U.S. Attorney's Office
Southern District of Illinois
Rachelle Aud Crowe, United States Attorney
For Immediate Release
Friday, February 23, 2024

Altamont Man Accused of Unlawful Gun Possession and Manufacturing

EAST ST. LOUIS, Ill. — An Effingham County man is facing criminal charges in southern Illinois for illegally possessing firearms even though he’s prohibited under federal law.

James R. Kraus, II, 42, is facing one count of possession of a firearm by a prohibited person, one count of illegal possession of a machine gun, two counts of possession of an unregistered firearm and one count of illegal importation of a firearm.

"Individuals with domestic violence and other abusive convictions cannot lawfully possess firearms due to the increased safety risks to our communities, and offenders will be held accountable," said U.S. Attorney Rachelle Aud Crowe.
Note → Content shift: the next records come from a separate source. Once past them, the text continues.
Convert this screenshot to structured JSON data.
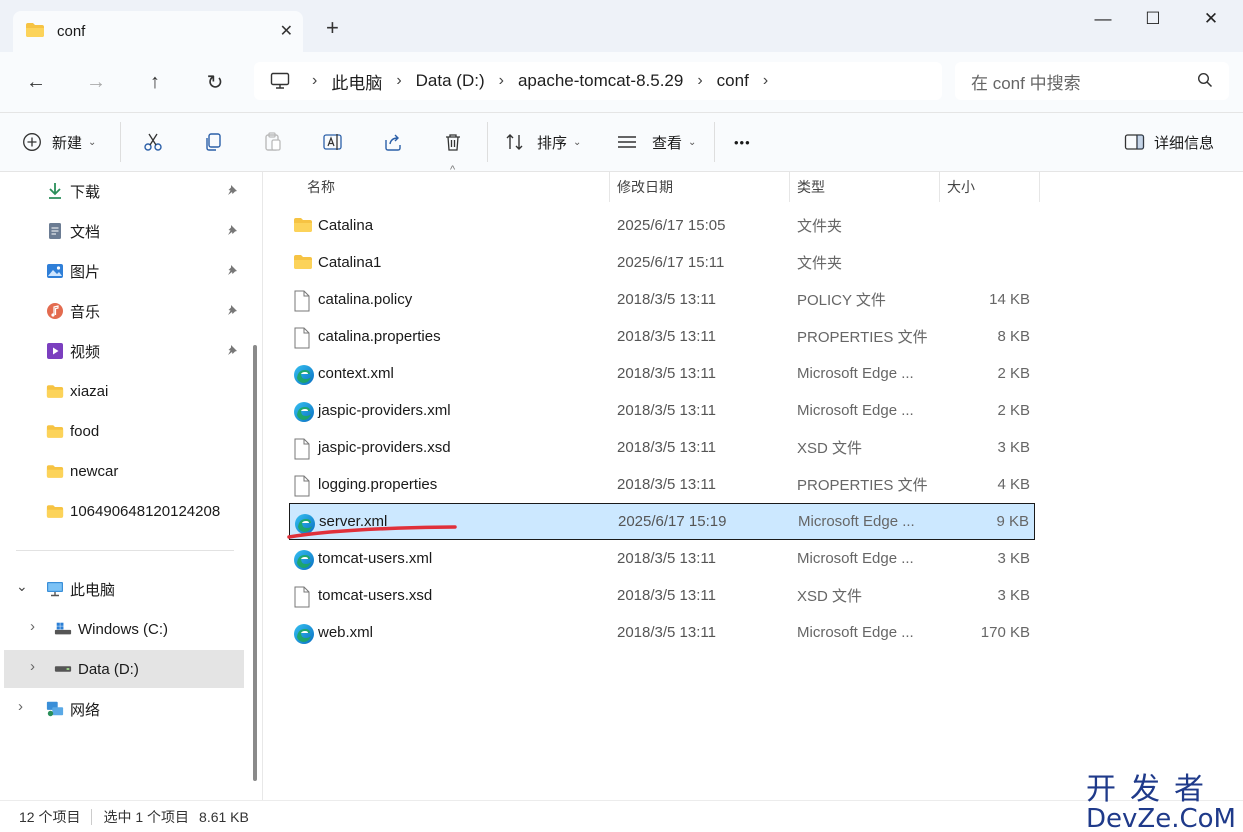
{
  "window": {
    "tab_title": "conf",
    "close_tab_glyph": "✕",
    "new_tab_glyph": "+",
    "minimize_glyph": "—",
    "maximize_glyph": "☐",
    "close_glyph": "✕"
  },
  "nav": {
    "back_icon": "←",
    "forward_icon": "→",
    "up_icon": "↑",
    "refresh_icon": "↻",
    "breadcrumb": [
      "此电脑",
      "Data (D:)",
      "apache-tomcat-8.5.29",
      "conf"
    ],
    "breadcrumb_chevron": "›",
    "search_placeholder": "在 conf 中搜索"
  },
  "commands": {
    "new_label": "新建",
    "sort_label": "排序",
    "view_label": "查看",
    "more_label": "•••",
    "details_label": "详细信息",
    "caret": "⌄"
  },
  "sidebar": {
    "quick_access": [
      {
        "label": "下载",
        "icon": "download-icon",
        "pinned": true
      },
      {
        "label": "文档",
        "icon": "document-icon",
        "pinned": true
      },
      {
        "label": "图片",
        "icon": "pictures-icon",
        "pinned": true
      },
      {
        "label": "音乐",
        "icon": "music-icon",
        "pinned": true
      },
      {
        "label": "视频",
        "icon": "video-icon",
        "pinned": true
      },
      {
        "label": "xiazai",
        "icon": "folder-icon",
        "pinned": false
      },
      {
        "label": "food",
        "icon": "folder-icon",
        "pinned": false
      },
      {
        "label": "newcar",
        "icon": "folder-icon",
        "pinned": false
      },
      {
        "label": "106490648120124208",
        "icon": "folder-icon",
        "pinned": false
      }
    ],
    "pin_glyph": "📌",
    "this_pc": "此电脑",
    "drives": [
      "Windows (C:)",
      "Data (D:)"
    ],
    "network": "网络",
    "expand_glyph": "›",
    "collapse_glyph": "⌄"
  },
  "file_list": {
    "columns": [
      "名称",
      "修改日期",
      "类型",
      "大小"
    ],
    "sort_indicator": "^",
    "rows": [
      {
        "name": "Catalina",
        "date": "2025/6/17 15:05",
        "type": "文件夹",
        "size": "",
        "icon": "folder-icon",
        "selected": false
      },
      {
        "name": "Catalina1",
        "date": "2025/6/17 15:11",
        "type": "文件夹",
        "size": "",
        "icon": "folder-icon",
        "selected": false
      },
      {
        "name": "catalina.policy",
        "date": "2018/3/5 13:11",
        "type": "POLICY 文件",
        "size": "14 KB",
        "icon": "file-icon",
        "selected": false
      },
      {
        "name": "catalina.properties",
        "date": "2018/3/5 13:11",
        "type": "PROPERTIES 文件",
        "size": "8 KB",
        "icon": "file-icon",
        "selected": false
      },
      {
        "name": "context.xml",
        "date": "2018/3/5 13:11",
        "type": "Microsoft Edge ...",
        "size": "2 KB",
        "icon": "edge-icon",
        "selected": false
      },
      {
        "name": "jaspic-providers.xml",
        "date": "2018/3/5 13:11",
        "type": "Microsoft Edge ...",
        "size": "2 KB",
        "icon": "edge-icon",
        "selected": false
      },
      {
        "name": "jaspic-providers.xsd",
        "date": "2018/3/5 13:11",
        "type": "XSD 文件",
        "size": "3 KB",
        "icon": "file-icon",
        "selected": false
      },
      {
        "name": "logging.properties",
        "date": "2018/3/5 13:11",
        "type": "PROPERTIES 文件",
        "size": "4 KB",
        "icon": "file-icon",
        "selected": false
      },
      {
        "name": "server.xml",
        "date": "2025/6/17 15:19",
        "type": "Microsoft Edge ...",
        "size": "9 KB",
        "icon": "edge-icon",
        "selected": true
      },
      {
        "name": "tomcat-users.xml",
        "date": "2018/3/5 13:11",
        "type": "Microsoft Edge ...",
        "size": "3 KB",
        "icon": "edge-icon",
        "selected": false
      },
      {
        "name": "tomcat-users.xsd",
        "date": "2018/3/5 13:11",
        "type": "XSD 文件",
        "size": "3 KB",
        "icon": "file-icon",
        "selected": false
      },
      {
        "name": "web.xml",
        "date": "2018/3/5 13:11",
        "type": "Microsoft Edge ...",
        "size": "170 KB",
        "icon": "edge-icon",
        "selected": false
      }
    ]
  },
  "status": {
    "item_count": "12 个项目",
    "selection": "选中 1 个项目",
    "selection_size": "8.61 KB"
  },
  "watermark": {
    "line1": "开发者",
    "line2": "DevZe.CoM"
  },
  "colors": {
    "accent": "#0067c0",
    "selection_bg": "#cce8ff",
    "folder": "#f6c343",
    "annotation_red": "#e0303a"
  }
}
According to the charging document, Kraus is accused of possessing the firearms in November 2023. Due to a prior domestic violence conviction, Kraus is unable to legally possess firearms. The Government alleges that Kraus illegally possessed dozens of firearms including an automatic weapon, multiple short-barreled rifles and silencers.
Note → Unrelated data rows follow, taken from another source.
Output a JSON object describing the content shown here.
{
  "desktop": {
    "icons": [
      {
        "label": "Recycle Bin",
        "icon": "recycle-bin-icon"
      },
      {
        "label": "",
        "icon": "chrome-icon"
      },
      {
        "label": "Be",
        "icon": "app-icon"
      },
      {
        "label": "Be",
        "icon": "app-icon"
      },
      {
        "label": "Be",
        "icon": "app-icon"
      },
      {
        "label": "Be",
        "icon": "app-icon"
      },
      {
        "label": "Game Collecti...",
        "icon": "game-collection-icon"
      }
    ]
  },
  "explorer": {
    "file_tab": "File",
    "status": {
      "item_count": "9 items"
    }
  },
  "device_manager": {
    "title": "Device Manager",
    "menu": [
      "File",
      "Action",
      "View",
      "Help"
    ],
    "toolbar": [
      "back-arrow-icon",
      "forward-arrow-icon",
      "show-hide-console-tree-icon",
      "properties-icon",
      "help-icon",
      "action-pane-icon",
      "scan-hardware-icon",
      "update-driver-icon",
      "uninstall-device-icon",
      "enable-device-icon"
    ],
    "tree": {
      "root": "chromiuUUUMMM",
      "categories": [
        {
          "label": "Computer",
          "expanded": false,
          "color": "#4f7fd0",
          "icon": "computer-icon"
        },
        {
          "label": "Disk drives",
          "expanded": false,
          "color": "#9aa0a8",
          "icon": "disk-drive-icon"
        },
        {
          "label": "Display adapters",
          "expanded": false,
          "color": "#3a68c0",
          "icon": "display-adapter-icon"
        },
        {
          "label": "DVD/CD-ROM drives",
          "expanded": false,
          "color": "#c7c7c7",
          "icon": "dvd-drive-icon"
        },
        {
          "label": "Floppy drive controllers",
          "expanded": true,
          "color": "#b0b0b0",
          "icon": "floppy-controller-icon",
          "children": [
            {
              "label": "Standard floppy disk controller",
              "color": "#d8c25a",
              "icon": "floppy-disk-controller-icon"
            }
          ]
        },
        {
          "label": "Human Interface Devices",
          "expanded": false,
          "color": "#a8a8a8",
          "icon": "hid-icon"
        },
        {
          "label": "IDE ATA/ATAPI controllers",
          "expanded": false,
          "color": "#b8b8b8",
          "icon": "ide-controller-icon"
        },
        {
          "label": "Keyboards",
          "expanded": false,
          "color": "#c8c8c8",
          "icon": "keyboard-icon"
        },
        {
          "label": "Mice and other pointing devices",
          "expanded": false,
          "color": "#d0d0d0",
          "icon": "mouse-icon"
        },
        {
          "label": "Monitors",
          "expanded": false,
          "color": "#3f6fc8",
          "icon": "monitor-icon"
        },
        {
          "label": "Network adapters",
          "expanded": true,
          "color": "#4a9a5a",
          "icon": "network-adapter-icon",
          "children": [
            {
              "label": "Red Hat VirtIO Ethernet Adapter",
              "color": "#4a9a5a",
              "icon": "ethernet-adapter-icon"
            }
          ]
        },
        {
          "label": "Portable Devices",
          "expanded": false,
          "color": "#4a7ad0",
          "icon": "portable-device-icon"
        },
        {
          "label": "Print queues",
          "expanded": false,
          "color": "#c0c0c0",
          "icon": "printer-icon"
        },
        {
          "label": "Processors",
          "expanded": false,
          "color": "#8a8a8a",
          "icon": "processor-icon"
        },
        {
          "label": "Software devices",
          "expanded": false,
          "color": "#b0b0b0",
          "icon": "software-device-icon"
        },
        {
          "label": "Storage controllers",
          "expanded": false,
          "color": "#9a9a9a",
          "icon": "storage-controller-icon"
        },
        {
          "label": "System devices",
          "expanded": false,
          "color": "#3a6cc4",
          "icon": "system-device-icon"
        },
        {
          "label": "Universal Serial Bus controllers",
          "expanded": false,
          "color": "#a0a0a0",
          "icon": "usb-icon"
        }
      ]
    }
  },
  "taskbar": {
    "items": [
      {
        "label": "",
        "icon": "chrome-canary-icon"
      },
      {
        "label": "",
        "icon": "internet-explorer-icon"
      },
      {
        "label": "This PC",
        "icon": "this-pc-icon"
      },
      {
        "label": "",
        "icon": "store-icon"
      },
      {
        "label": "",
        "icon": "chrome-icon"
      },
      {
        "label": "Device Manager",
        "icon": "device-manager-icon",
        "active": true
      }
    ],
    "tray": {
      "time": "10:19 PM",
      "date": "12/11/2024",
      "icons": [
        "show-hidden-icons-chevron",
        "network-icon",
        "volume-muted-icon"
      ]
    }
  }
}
“Individuals convicted of Domestic violence cannot possess firearms and will face serious consequences for manufacturing, possessing or importing these firearms. Privately Made Firearms (PMFs) are commonly referred to as ghost guns and can be difficult to trace. Manufacturing devices to convert firearms to automatic weapons is a tremendous threat to our communities,” stated ATF Kansas City Field Division, Special Agent in Charge, Bernard Hansen. “Identifying and prosecuting persons unlawfully converting and possessing machine guns, as well as unregistered silencers, is a focus of the ATF and persons will face serious consequences for possessing them.”
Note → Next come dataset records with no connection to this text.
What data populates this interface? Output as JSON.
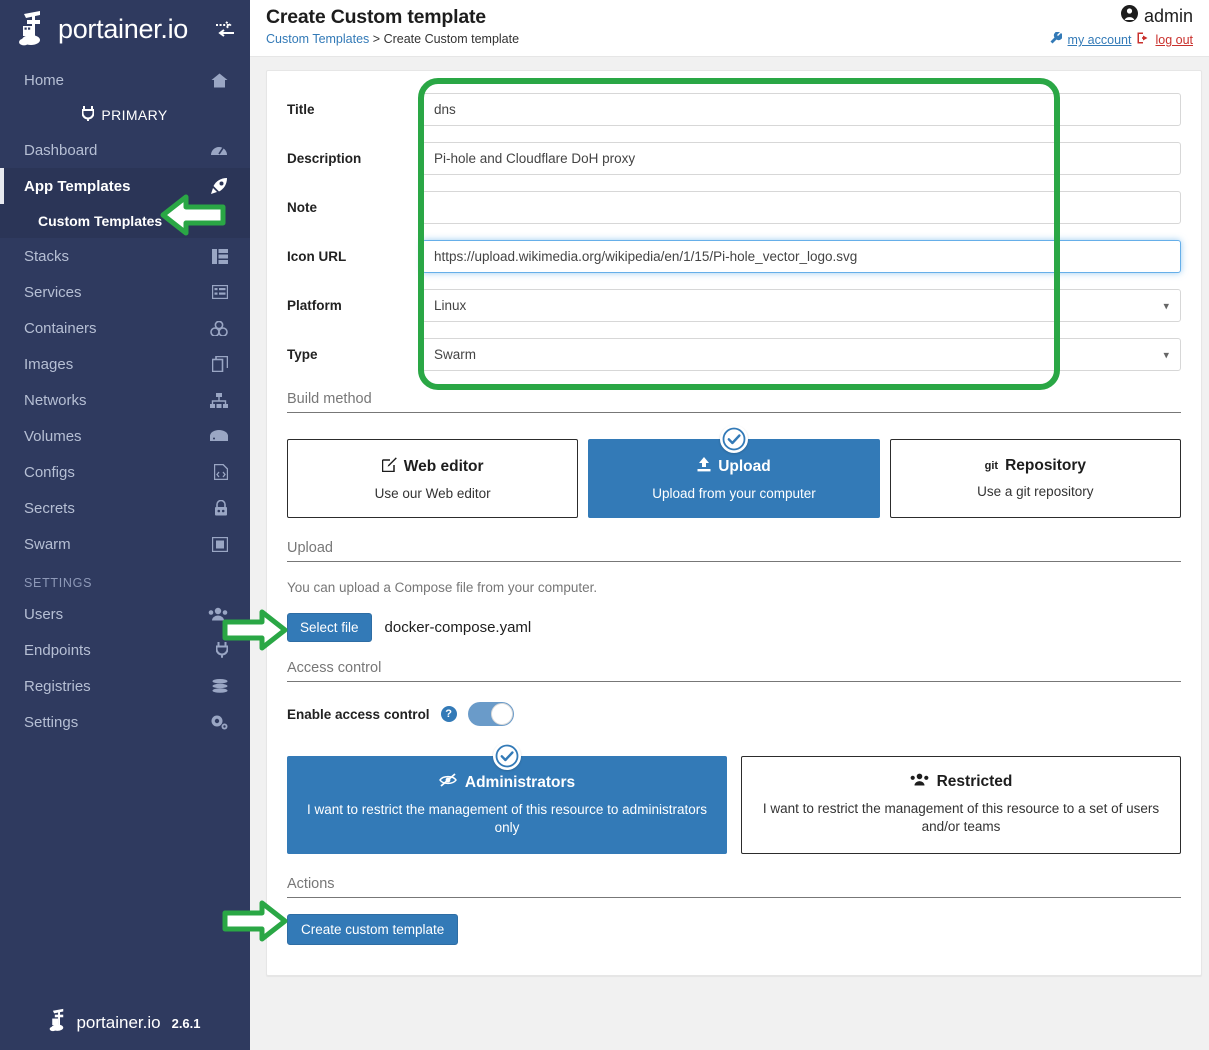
{
  "sidebar": {
    "brand": "portainer.io",
    "toggle_icon": "collapse-toggle-icon",
    "primary_label": "PRIMARY",
    "items": [
      {
        "label": "Home",
        "icon": "home-icon",
        "state": "normal"
      },
      {
        "label": "Dashboard",
        "icon": "dashboard-icon",
        "state": "normal"
      },
      {
        "label": "App Templates",
        "icon": "rocket-icon",
        "state": "active"
      },
      {
        "label": "Custom Templates",
        "icon": "",
        "state": "sub"
      },
      {
        "label": "Stacks",
        "icon": "stacks-icon",
        "state": "normal"
      },
      {
        "label": "Services",
        "icon": "services-icon",
        "state": "normal"
      },
      {
        "label": "Containers",
        "icon": "containers-icon",
        "state": "normal"
      },
      {
        "label": "Images",
        "icon": "images-icon",
        "state": "normal"
      },
      {
        "label": "Networks",
        "icon": "networks-icon",
        "state": "normal"
      },
      {
        "label": "Volumes",
        "icon": "volumes-icon",
        "state": "normal"
      },
      {
        "label": "Configs",
        "icon": "configs-icon",
        "state": "normal"
      },
      {
        "label": "Secrets",
        "icon": "secrets-icon",
        "state": "normal"
      },
      {
        "label": "Swarm",
        "icon": "swarm-icon",
        "state": "normal"
      }
    ],
    "settings_section": "SETTINGS",
    "settings_items": [
      {
        "label": "Users",
        "icon": "users-icon"
      },
      {
        "label": "Endpoints",
        "icon": "plug-icon"
      },
      {
        "label": "Registries",
        "icon": "database-icon"
      },
      {
        "label": "Settings",
        "icon": "gears-icon"
      }
    ],
    "footer_brand": "portainer.io",
    "footer_version": "2.6.1"
  },
  "header": {
    "title": "Create Custom template",
    "breadcrumb_parent": "Custom Templates",
    "breadcrumb_separator": ">",
    "breadcrumb_current": "Create Custom template",
    "user_name": "admin",
    "user_icon": "user-circle-icon",
    "my_account_label": "my account",
    "my_account_icon": "wrench-icon",
    "log_out_label": "log out",
    "log_out_icon": "sign-out-icon"
  },
  "form": {
    "fields": [
      {
        "label": "Title",
        "value": "dns",
        "type": "text",
        "focused": false
      },
      {
        "label": "Description",
        "value": "Pi-hole and Cloudflare DoH proxy",
        "type": "text",
        "focused": false
      },
      {
        "label": "Note",
        "value": "",
        "type": "text",
        "focused": false
      },
      {
        "label": "Icon URL",
        "value": "https://upload.wikimedia.org/wikipedia/en/1/15/Pi-hole_vector_logo.svg",
        "type": "text",
        "focused": true
      },
      {
        "label": "Platform",
        "value": "Linux",
        "type": "select",
        "focused": false
      },
      {
        "label": "Type",
        "value": "Swarm",
        "type": "select",
        "focused": false
      }
    ]
  },
  "build_method": {
    "heading": "Build method",
    "options": [
      {
        "title": "Web editor",
        "subtitle": "Use our Web editor",
        "icon": "pencil-square-icon",
        "selected": false
      },
      {
        "title": "Upload",
        "subtitle": "Upload from your computer",
        "icon": "upload-icon",
        "selected": true
      },
      {
        "title": "Repository",
        "subtitle": "Use a git repository",
        "icon": "git-icon",
        "selected": false
      }
    ]
  },
  "upload": {
    "heading": "Upload",
    "hint": "You can upload a Compose file from your computer.",
    "select_file_label": "Select file",
    "file_name": "docker-compose.yaml"
  },
  "access_control": {
    "heading": "Access control",
    "enable_label": "Enable access control",
    "help_icon": "question-mark-icon",
    "toggle_on": true,
    "options": [
      {
        "title": "Administrators",
        "subtitle": "I want to restrict the management of this resource to administrators only",
        "icon": "eye-slash-icon",
        "selected": true
      },
      {
        "title": "Restricted",
        "subtitle": "I want to restrict the management of this resource to a set of users and/or teams",
        "icon": "users-group-icon",
        "selected": false
      }
    ]
  },
  "actions": {
    "heading": "Actions",
    "create_button_label": "Create custom template"
  },
  "annotations": {
    "highlight_color": "#2aa745",
    "arrows": [
      {
        "name": "arrow-to-custom-templates",
        "direction": "left"
      },
      {
        "name": "arrow-to-select-file",
        "direction": "right"
      },
      {
        "name": "arrow-to-create-button",
        "direction": "right"
      }
    ],
    "highlight_box": "form-fields-highlight"
  },
  "colors": {
    "sidebar_bg": "#2f3a5f",
    "accent_blue": "#337ab7",
    "annotation_green": "#2aa745",
    "logout_red": "#c9302c"
  }
}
As outlined in the indictment, the Government is seeking forfeiture of Kraus’ nine commercially manufactured firearms, seven silencers and thousands of rounds of ammunition. In addition, Kraus is accused of manufacturing unregistered ghost guns with a 3D-printer and if convicted must forfeit 11 privately made firearms including four pistols and seven rifles.

“ISP is committed to ensuring those who are prohibited from possessing a firearm don't have guns illegally and we will continue to work with our federal partners to protect the public and combat gun trafficking,” said ISP Director Brendan F. Kelly.

The Government is also seeking forfeiture of Kraus’ computer, 3D-printer and other firearm manufacturing tools.

An indictment is merely a formal charge against a defendant. Under the law, a defendant is presumed to be innocent of a charge until proved guilty beyond a reasonable doubt to the satisfaction of a jury.

If convicted, Kraus could face up to 15 years’ imprisonment and or fines up to $250,000.

ATF is leading the investigation with assistance from ISP, HSI, U.S. Customs and Border Protection and U.S Postal Inspection Service. Assistant U.S. Attorney John Trippi is prosecuting the case.